Après six jours d’incertitudes, le rideau de fumée autour de la catastrophe de Lubrizol peine à se dissiper. À l’évidence, la communication lacunaire des autorités préfectorales, ministérielles, sanitaires, davantage destinée à rassurer la population qu’à apporter des éléments de réponses, n’aura eu pour effet que d’accentuer l’inquiétude des habitants en leur donnant  une désagréable impression d’opacité.

La constitution d’une mission d’information parlementaire apportera sans doute d’utiles conclusions, mais à un horizon de temps insatisfaisant pour des dizaines de milliers de riverains et de personnes impactées, qui ont besoin de réponses urgentes.

Il faut désormais que les pouvoirs publics apportent, en temps réel, tous les éclaircissements dont ils disposent. Le temps est venu de faire toute la lumière sur les points suivants :

L’origine de l’incendie. S’il semble désormais établi que l’incendie a débuté à l’extérieur du hangar de stockage des produits chimiques, toute la lumière doit être faite sans délai sur l’origine, accidentelle ou criminelle, du sinistre. La Seine-Maritime comptant de nombreux sites dangereux classés Seveso, cette question n’a rien d’anecdotique et pourrait relancer le débat sur la sûreté des installations industrielles sensibles, a fortiori lorsqu’elles se situent en zone densément peuplée.

Les matières qui ont brûlé. La liste des produits chimiques stockés dans l’entrepôt a certes été publiée hier, mais, en ne disant rien des déchets et des matières intermédiaires éventuellement présents, elle ne dresse qu’un tableau partiel de ce qui a pu se consumer. Sans cet état précis, la toxicité du panache de fumée et des écoulements dans la Seine restent difficiles à évaluer.

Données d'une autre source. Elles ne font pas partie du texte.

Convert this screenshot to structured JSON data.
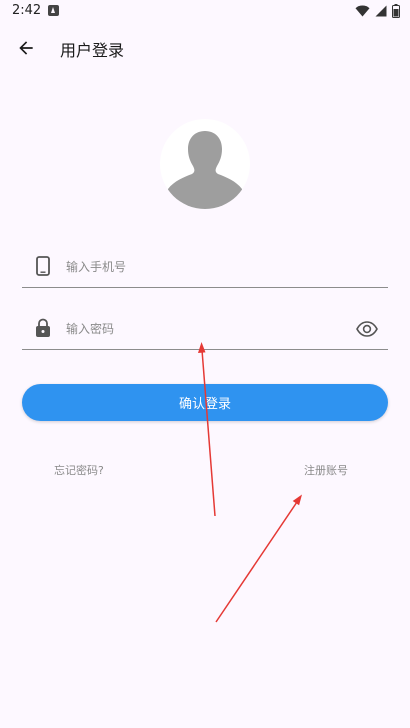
{
  "status_bar": {
    "time": "2:42",
    "icons": [
      "notification-icon",
      "wifi-icon",
      "signal-icon",
      "battery-icon"
    ]
  },
  "header": {
    "title": "用户登录",
    "back_icon": "arrow-back-icon"
  },
  "avatar": {
    "icon": "default-avatar-icon"
  },
  "form": {
    "phone": {
      "placeholder": "输入手机号",
      "value": "",
      "icon": "phone-icon"
    },
    "password": {
      "placeholder": "输入密码",
      "value": "",
      "icon": "lock-icon",
      "toggle_icon": "eye-icon"
    },
    "submit_label": "确认登录"
  },
  "links": {
    "forgot_password": "忘记密码?",
    "register": "注册账号"
  },
  "colors": {
    "background": "#fdf8ff",
    "primary": "#2f93f0",
    "annotation": "#e53935",
    "placeholder": "#8a8a8a"
  }
}
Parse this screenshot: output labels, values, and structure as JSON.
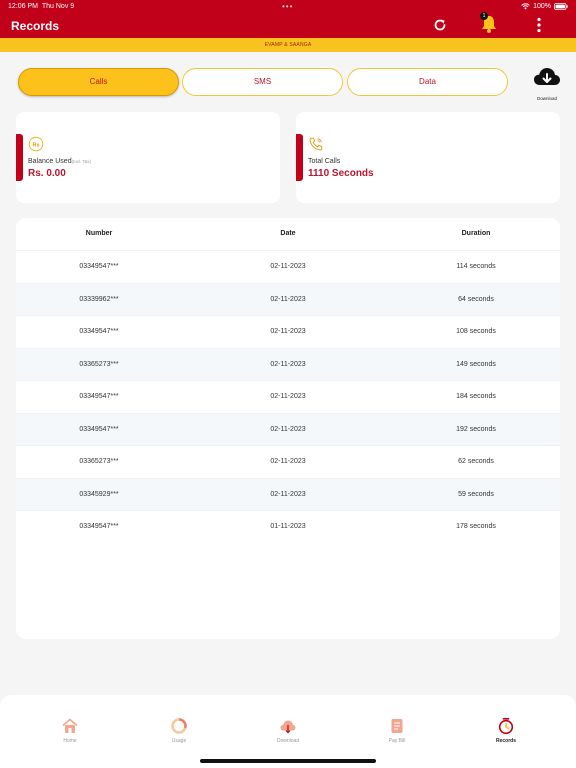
{
  "status_bar": {
    "time": "12:06 PM",
    "date": "Thu Nov 9",
    "battery": "100%"
  },
  "header": {
    "title": "Records",
    "notification_count": "1"
  },
  "brand": {
    "text": "EVAMP & SAANGA"
  },
  "tabs": [
    {
      "label": "Calls",
      "active": true
    },
    {
      "label": "SMS",
      "active": false
    },
    {
      "label": "Data",
      "active": false
    }
  ],
  "download": {
    "label": "Download"
  },
  "cards": {
    "balance": {
      "label": "Balance Used",
      "sublabel": "(Incl. Tax)",
      "value": "Rs. 0.00",
      "icon": "rupee-icon"
    },
    "calls": {
      "label": "Total Calls",
      "value": "1110 Seconds",
      "icon": "phone-icon"
    }
  },
  "table": {
    "headers": [
      "Number",
      "Date",
      "Duration"
    ],
    "rows": [
      [
        "03349547***",
        "02-11-2023",
        "114 seconds"
      ],
      [
        "03339962***",
        "02-11-2023",
        "64 seconds"
      ],
      [
        "03349547***",
        "02-11-2023",
        "108 seconds"
      ],
      [
        "03365273***",
        "02-11-2023",
        "149 seconds"
      ],
      [
        "03349547***",
        "02-11-2023",
        "184 seconds"
      ],
      [
        "03349547***",
        "02-11-2023",
        "192 seconds"
      ],
      [
        "03365273***",
        "02-11-2023",
        "62 seconds"
      ],
      [
        "03345929***",
        "02-11-2023",
        "59 seconds"
      ],
      [
        "03349547***",
        "01-11-2023",
        "178 seconds"
      ]
    ]
  },
  "bottom_nav": [
    {
      "label": "Home",
      "icon": "home-icon",
      "active": false
    },
    {
      "label": "Usage",
      "icon": "usage-icon",
      "active": false
    },
    {
      "label": "Download",
      "icon": "cloud-download-icon",
      "active": false
    },
    {
      "label": "Pay Bill",
      "icon": "bill-icon",
      "active": false
    },
    {
      "label": "Records",
      "icon": "records-icon",
      "active": true
    }
  ],
  "colors": {
    "primary": "#c1001a",
    "accent": "#fcc21b",
    "text_red": "#b8162c"
  }
}
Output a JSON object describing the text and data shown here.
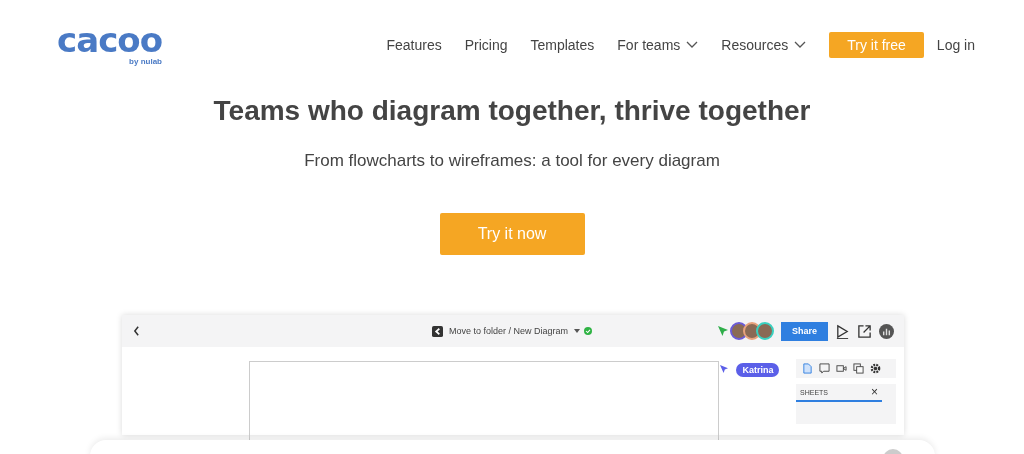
{
  "logo": {
    "name": "cacoo",
    "tagline": "by nulab"
  },
  "nav": {
    "items": [
      {
        "label": "Features",
        "dropdown": false
      },
      {
        "label": "Pricing",
        "dropdown": false
      },
      {
        "label": "Templates",
        "dropdown": false
      },
      {
        "label": "For teams",
        "dropdown": true
      },
      {
        "label": "Resources",
        "dropdown": true
      }
    ],
    "cta": "Try it free",
    "login": "Log in"
  },
  "hero": {
    "title": "Teams who diagram together, thrive together",
    "subtitle": "From flowcharts to wireframes: a tool for every diagram",
    "button": "Try it now"
  },
  "preview": {
    "breadcrumb": "Move to folder / New Diagram",
    "saved": true,
    "avatars": [
      {
        "color": "#6b5bd6"
      },
      {
        "color": "#e8a27c"
      },
      {
        "color": "#3ad1c0"
      }
    ],
    "share": "Share",
    "cursor_label": "Katrina",
    "panel_title": "SHEETS",
    "panel_close": "×"
  }
}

Le risque d’impact sanitaire sur les populations qui ont respiré les vapeurs toxiques. Les témoignages se multiplient de personnes prises de vertiges et de vomissements, parfois à des dizaines de kilomètres de l’agglomération rouennaise. Il est bien évidemment trop tôt pour connaître le risque à long terme sur la santé des victimes, puisqu’il convient de les appeler ainsi, mais la déclaration d’Édouard Philippe, qui annonçait prématurément son absence de nocivité, pourrait relever de la fake news médicale.

La pollution des sols et de la Seine, l’impact sur la biodiversité. Les suifs, dont les retombées sont allées jusqu’à la frontière belge, mais aussi les écoulements dans la Seine que la digue provisoire mise en place en urgence n’ont pas suffi à contenir, présentent un danger environnemental avéré pour les humains, mais aussi pour la faune et la flore.

L’indemnisation des victimes. Si celle due à plus de 1800 agriculteurs pour la perte partielle ou totale de leur production est déjà actée – encore faut-il qu’elle soit effective et rapide – qu’en est-il de celle des milliers de victimes collatérales dans le secteur économique, à commencer par les commerçants des Docks de Rouen ? Le Conseil régional doit notamment jouer tout son rôle comme il l’avait fait en d’autres occasions.

Au-delà des réponses immédiates qu’il est désormais temps d’apporter, Lubrizol restera comme un révélateur de l’impréparation des autorités à gérer une crise industrielle d’ampleur. La préservation en France d’une filière industrielle puissante a pour condition sine qua non la maîtrise des risques, la sûreté de la population et la vérité dans la communication.